In 1941, Tom a young Canadian soldier living in Winnipeg has been ordered to serve in the far-flung British colony of Hong Kong. Tom’s wife Emma is worried about the potential dangers of Tom’s deployment, but Hong Kong is considered a relatively safe posting, as the “real war” is happening in Europe.
Arriving into Hong Kong, Tom checks into the Royal Hotel, a slightly defunct establishment full of war profiteers, refugees, and spies. Here he meets a mysterious female journalist named Mayling who works for the South China News Agency.
Mayling who fled the Japanese attack of Canton in 1938, is haunted by the ongoing war in China, especially after the disappearance of her husband during the fall of Canton. The Royal Hotel is her refuge and also the base camp of her protagonist, a Mr. Cheung who had a secret meeting with her husband before he went missing.
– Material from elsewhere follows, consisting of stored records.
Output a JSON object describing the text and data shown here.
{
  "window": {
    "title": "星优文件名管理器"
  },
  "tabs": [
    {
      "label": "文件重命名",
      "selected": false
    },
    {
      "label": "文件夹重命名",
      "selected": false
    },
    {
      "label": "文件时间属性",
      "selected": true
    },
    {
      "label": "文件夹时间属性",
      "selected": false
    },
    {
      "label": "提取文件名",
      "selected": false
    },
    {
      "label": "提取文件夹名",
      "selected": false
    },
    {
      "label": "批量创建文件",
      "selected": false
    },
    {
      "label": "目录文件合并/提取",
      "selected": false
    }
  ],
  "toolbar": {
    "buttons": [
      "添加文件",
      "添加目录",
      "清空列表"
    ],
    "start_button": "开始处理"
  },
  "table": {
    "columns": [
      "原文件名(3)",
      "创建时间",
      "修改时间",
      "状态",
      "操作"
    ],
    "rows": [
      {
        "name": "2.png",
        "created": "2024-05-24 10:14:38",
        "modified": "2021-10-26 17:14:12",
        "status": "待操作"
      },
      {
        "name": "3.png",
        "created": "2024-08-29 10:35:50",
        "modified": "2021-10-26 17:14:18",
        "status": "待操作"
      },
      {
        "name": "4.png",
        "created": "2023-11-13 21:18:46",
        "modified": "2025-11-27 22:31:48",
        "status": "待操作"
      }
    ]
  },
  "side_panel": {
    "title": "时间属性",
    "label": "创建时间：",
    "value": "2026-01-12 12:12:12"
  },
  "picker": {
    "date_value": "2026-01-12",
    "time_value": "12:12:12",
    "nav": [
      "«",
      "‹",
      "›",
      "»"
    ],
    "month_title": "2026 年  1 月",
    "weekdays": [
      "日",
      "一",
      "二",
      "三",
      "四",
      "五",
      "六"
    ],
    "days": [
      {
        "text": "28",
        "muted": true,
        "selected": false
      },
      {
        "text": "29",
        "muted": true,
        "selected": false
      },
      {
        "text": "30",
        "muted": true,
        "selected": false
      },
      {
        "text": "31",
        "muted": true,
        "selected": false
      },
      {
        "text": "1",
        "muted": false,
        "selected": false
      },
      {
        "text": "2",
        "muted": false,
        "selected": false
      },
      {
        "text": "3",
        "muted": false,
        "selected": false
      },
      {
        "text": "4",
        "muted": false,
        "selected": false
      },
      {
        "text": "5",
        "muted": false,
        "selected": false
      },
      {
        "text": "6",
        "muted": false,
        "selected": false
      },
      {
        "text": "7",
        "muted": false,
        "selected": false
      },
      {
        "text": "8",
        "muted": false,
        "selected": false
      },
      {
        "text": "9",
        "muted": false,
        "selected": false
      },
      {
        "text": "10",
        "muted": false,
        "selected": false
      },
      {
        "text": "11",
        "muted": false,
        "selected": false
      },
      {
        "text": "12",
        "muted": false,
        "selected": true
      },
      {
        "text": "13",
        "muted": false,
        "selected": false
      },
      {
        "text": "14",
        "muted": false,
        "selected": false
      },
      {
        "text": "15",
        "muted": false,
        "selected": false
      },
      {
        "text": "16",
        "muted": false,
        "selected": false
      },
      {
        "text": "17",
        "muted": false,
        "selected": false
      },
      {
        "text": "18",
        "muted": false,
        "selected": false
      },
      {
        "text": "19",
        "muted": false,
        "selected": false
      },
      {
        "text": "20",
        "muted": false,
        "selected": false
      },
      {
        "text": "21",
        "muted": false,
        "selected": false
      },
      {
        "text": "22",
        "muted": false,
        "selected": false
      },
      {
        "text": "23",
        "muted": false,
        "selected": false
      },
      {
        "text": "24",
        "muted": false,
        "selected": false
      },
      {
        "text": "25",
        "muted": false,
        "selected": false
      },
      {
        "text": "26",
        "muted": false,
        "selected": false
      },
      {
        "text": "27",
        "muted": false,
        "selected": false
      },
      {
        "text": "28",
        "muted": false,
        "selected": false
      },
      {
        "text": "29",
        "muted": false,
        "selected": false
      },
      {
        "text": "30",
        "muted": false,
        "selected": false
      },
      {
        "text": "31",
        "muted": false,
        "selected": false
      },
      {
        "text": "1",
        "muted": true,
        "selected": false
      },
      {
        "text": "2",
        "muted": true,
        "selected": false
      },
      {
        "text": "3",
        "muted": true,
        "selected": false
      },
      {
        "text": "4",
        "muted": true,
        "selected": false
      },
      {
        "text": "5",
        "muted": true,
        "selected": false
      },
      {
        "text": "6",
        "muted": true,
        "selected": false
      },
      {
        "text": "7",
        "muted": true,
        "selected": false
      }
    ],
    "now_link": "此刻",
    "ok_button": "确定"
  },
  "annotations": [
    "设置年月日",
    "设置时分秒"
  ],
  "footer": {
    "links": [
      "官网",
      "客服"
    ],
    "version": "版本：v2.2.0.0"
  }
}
Mr. Cheung is an opportunist, operating at the front lines of the war zone where the most profits can be gained. Mr. Cheung is also a hard-nosed political operator with uncertain loyalties. Mayling suspects Mr. Cheung is playing a two-sided game, but whose side is he on?
In early December, Tom has been assigned to a military recon group in charge of watching the Japanese troop movements along the Hong Kong border. Stranded thousands of miles from home, Tom sadly contemplates the upcoming Christmas holiday with only the infrequent mail service providing him a glimmer of hope for some communication with his wife.
The Japanese attack on Pearl Harbor changes everything. The whole Pacific blows up into a war zone. During the early morning hours of December 8th, the Japanese attack Hong Kong. The fighting goes badly for the British army, as the Japanese forces quickly gain the upper hand. It becomes apparent to Tom and Mayling that Hong Kong will soon fall to the Japanese. There is nowhere to go, and the refuge of the Royal Hotel now becomes a trap. The underlying Christmas spirit that normally brings friends and family together is now being ripped apart by the onslaught of war.
Hong Kong fell to the Japanese on Christmas day. That day is now remembered in Hong Kong as the Black Christmas.
Hong Kong Film Rating: IIA (Not suitable for children)
Written & Directed by Craig McCourry who will be available for a Q&A afterward.
All funds raised during this screening will be donated to the HONG KONG EX-SERVICEMEN’S ASSOCIATION.